Dr Anna Bagnoli's PhD study, based at the Centre for Family Research of the University of Cambridge (Cantab, 2001), investigated the process of identity construction in young people in relation to the experience of migration, looking at a sample of young Italians migrating to England and young English migrating to Italy. The project applied an innovative mix of qualitative methods to promote young people’s active participation. It was awarded an EC Marie Curie TMR Fellowship (1998-2000), an EP Ramon y Cajal Scholarship (2001-2002), and an ESRC Postdoctoral Fellowship (2002-2003).
Anna pursued her interests in methodological innovation during her time as a Research Fellow at the University of Leeds on the ESRC-funded National Centre for Research Methods Real Life Methods Node initiative (2005-2008).
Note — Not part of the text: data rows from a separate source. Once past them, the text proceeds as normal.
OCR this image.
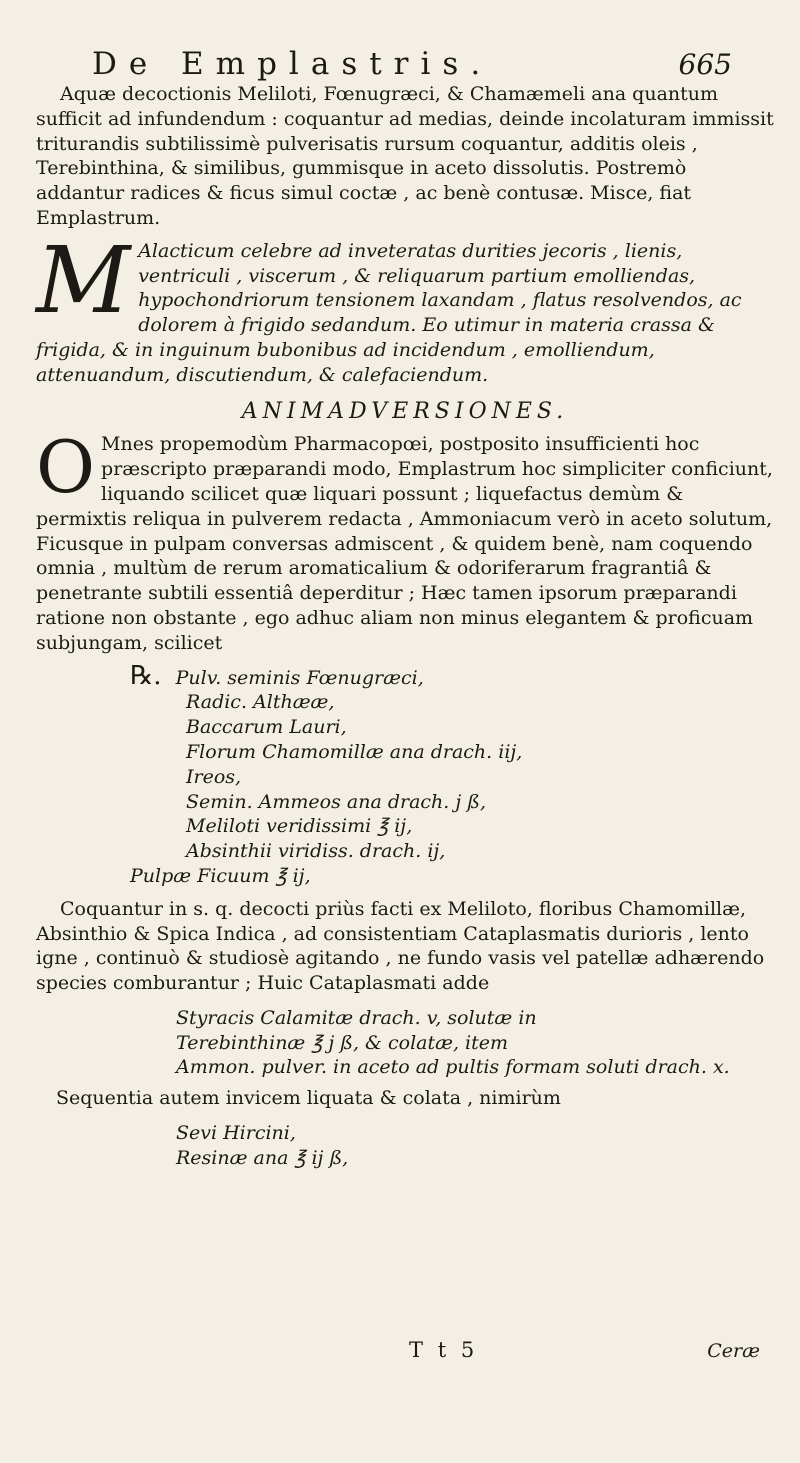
De Emplastris.	665

Aquæ decoctionis Meliloti, Fœnugræci, & Chamæmeli ana quantum sufficit ad infundendum : coquantur ad medias, deinde incolaturam immissit triturandis subtilissimè pulverisatis rursum coquantur, additis oleis , Terebinthina, & similibus, gummisque in aceto dissolutis. Postremò addantur radices & ficus simul coctæ , ac benè contusæ. Misce, fiat Emplastrum.

M Alacticum celebre ad inveteratas durities jecoris , lienis, ventriculi , viscerum , & reliquarum partium emolliendas, hypochondriorum tensionem laxandam , flatus resolvendos, ac dolorem à frigido sedandum. Eo utimur in materia crassa & frigida, & in inguinum bubonibus ad incidendum , emolliendum, attenuandum, discutiendum, & calefaciendum.

ANIMADVERSIONES.

O Mnes propemodùm Pharmacopœi, postposito insufficienti hoc præscripto præparandi modo, Emplastrum hoc simpliciter conficiunt, liquando scilicet quæ liquari possunt ; liquefactus demùm & permixtis reliqua in pulverem redacta , Ammoniacum verò in aceto solutum, Ficusque in pulpam conversas admiscent , & quidem benè, nam coquendo omnia , multùm de rerum aromaticalium & odoriferarum fragrantiâ & penetrante subtili essentiâ deperditur ; Hæc tamen ipsorum præparandi ratione non obstante , ego adhuc aliam non minus elegantem & proficuam subjungam, scilicet

℞. Pulv. seminis Fœnugræci,
Radic. Althææ,
Baccarum Lauri,
Florum Chamomillæ ana drach. iij,
Ireos,
Semin. Ammeos ana drach. j ß,
Meliloti veridissimi ℥ ij,
Absinthii viridiss. drach. ij,
Pulpæ Ficuum ℥ ij,

Coquantur in s. q. decocti priùs facti ex Meliloto, floribus Chamomillæ, Absinthio & Spica Indica , ad consistentiam Cataplasmatis durioris , lento igne , continuò & studiosè agitando , ne fundo vasis vel patellæ adhærendo species comburantur ; Huic Cataplasmati adde

Styracis Calamitæ drach. v, solutæ in
Terebinthinæ ℥ j ß, & colatæ, item
Ammon. pulver. in aceto ad pultis formam soluti drach. x.

Sequentia autem invicem liquata & colata , nimirùm

Sevi Hircini,
Resinæ ana ℥ ij ß,
T t 5	Ceræ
During her time in the Department of Sociology at University of Cambridge she worked in the context of the ESRC Gender Equality Network (GeNet) research group with two subsequent projects on gender and science: PRAGES, an EC-funded coordination action involving 11 national partners (2008-2009), and Boys Girls and SET (2010), a study that was funded by the Nuffield Foundation.
In 2013-2014 Anna led two studies to pilot a range of creative arts-based methods: Wolfson’s Worlds, funded by Wolfson College, Cambridge, and Picturing Identities, funded by the Cambridge Italian Research Network.
Since 2011 she has been working as a Tutor at Wolfson College, where she also is Director of Studies for HSPS.